Stents came into common use in the early 1990s and with them the rate of restenosis dropped from 40% to about 20%. Still, the rate remained high enough that doctors insisted on routine evaluation for stent patency—generally with stress testing. Despite having a metal coil inside the vessel to prop it open, the interior lining of the artery still managed to grow closed in up to a third of patients.
About 10 years ago we started using stents coated in chemicals—borrowed from the world of cancer therapy—that inhibit the excessive growth of the arterial cells. The so-called drug-eluting stents (DES) have proven to be remarkably helpful at decreasing the rate of restenosis, now to well below 10%. We still use the old-fashioned plain stents, but we reserve these for larger vessels where the rate of restenosis will be low regardless of the type of stent used. The other breakthrough that has decreased the rate of restenosis is the more widespread use of medications—such as aspirin, Plavix, and statins—that improve the likelihood that the stent will remain open.
With all these changes we’ve reached the point where the chance of a stent closing down has become increasingly uncommon. The story at the beginning of this blog post is one that we cardiologists are familiar with, but such a clinical scenario is becoming more the exception than the rule.
In the mind of the patient, however, the fact that stent restenosis is an infrequent occurrence among the general population may not be all that reassuring. They still wonder, “Why not just do a stress test every year to be sure?”
The problem lies in the numbers.

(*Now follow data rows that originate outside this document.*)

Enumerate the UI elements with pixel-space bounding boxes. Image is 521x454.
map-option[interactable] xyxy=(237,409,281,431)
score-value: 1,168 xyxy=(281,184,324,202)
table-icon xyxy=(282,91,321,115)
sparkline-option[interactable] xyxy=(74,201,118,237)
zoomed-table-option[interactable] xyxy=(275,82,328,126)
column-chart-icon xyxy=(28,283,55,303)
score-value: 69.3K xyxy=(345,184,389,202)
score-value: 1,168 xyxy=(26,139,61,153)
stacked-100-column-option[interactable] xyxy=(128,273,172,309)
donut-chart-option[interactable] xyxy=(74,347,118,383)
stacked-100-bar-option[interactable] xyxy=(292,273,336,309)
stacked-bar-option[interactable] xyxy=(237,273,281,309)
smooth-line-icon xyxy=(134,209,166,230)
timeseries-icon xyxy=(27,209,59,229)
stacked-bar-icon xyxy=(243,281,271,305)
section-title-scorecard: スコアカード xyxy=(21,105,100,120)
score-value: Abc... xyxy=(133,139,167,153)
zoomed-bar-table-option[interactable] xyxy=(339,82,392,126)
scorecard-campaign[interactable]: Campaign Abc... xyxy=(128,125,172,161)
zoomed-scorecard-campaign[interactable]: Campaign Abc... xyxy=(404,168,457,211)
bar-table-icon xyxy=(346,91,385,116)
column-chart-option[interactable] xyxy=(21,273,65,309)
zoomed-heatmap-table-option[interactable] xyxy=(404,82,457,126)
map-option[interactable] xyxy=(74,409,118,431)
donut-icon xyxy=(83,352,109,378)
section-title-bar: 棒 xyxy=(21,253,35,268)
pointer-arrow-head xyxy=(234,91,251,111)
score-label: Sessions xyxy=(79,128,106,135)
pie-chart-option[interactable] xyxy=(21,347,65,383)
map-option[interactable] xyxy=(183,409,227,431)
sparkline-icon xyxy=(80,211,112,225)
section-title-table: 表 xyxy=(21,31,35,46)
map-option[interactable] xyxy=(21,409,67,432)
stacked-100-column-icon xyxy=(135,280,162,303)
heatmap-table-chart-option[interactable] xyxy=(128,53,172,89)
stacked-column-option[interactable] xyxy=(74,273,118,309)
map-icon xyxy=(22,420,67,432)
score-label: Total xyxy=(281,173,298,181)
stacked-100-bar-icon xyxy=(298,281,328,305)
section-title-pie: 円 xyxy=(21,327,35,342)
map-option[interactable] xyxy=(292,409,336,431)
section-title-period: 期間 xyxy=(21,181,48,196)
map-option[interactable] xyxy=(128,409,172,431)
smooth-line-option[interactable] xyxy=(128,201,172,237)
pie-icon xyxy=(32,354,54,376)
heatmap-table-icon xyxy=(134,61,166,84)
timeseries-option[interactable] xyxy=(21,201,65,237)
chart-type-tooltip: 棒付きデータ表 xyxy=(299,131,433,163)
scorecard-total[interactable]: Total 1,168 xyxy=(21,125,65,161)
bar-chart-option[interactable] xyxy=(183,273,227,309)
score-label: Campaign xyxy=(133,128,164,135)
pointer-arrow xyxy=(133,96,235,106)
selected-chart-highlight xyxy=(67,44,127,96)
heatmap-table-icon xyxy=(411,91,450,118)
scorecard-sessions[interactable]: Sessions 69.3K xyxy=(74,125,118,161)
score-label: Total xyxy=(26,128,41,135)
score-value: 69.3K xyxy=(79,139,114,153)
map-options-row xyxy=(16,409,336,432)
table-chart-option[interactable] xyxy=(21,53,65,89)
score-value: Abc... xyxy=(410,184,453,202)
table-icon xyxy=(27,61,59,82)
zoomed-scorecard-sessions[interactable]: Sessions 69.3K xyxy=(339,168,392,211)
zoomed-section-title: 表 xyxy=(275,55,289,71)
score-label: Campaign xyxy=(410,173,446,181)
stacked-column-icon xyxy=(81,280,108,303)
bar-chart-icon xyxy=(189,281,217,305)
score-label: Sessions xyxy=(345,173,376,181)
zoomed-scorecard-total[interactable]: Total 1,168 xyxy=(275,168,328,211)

Even the most rigorous stress tests have a modest rate of what we call false positives—where the test suggests an abnormality in a person, but no problem actually exists—that is high enough to make stress testing unhelpful. If you, as the owner of a stent, undergo a stress test in the absence of symptoms, your chance of a false positive could be as high as 75%. In other words, your likelihood of restenosis has dropped so low that even an abnormal stress test will not compel your cardiologist to believe that your stent has closed down.
I spoke with one of our interventionalists to gain perspective on this. Dr. Jeffrey Carstens faces this question regularly and explained to me how he handles it.
“When my patients ask about this I remind them of a couple things. First, the rate of restenosis has now dropped so far that stress testing is no longer useful. In fact, the most current edition of our guidelines (from the American College of Cardiology) actually classifies routine stress testing in the symptom-free patient as ‘class 3,’ meaning not helpful and even possibly harmful.
“Second, in the patient who feels fine, a repeat angioplasty will provide the person no benefit at all. Stenting has been shown to improve symptoms only and not to impact survival. So, in the absence of suspicious chest pain or difficulty breathing, I adopt a type of ‘if it ain’t broke, don’t fix it’ approach.”
What Dr. Carstens emphasizes is important: if you’re having chest pain after receiving a stent you need testing, but if you’re healthy and free of chest pain, then coronary studies aren’t beneficial.
This doesn’t mean that routine testing among asymptomatic people doesn’t happen. Many cardiologists and primary doctors are so accustomed to such testing that they continue to ask for it despite good evidence to the contrary. Similarly, patients who have had annual examinations for many years express concern when we abruptly change our game plan. Like most doctors I have been guilty of giving in to patient anxieties and ordering a stress test even though I know that it may produce results I can’t rely on.
It took us a couple decades to get to the point where the typical coronary intervention represents a stable and durable procedure. It may just take a little longer for the public—and many doctors, for that matter—to catch up with this.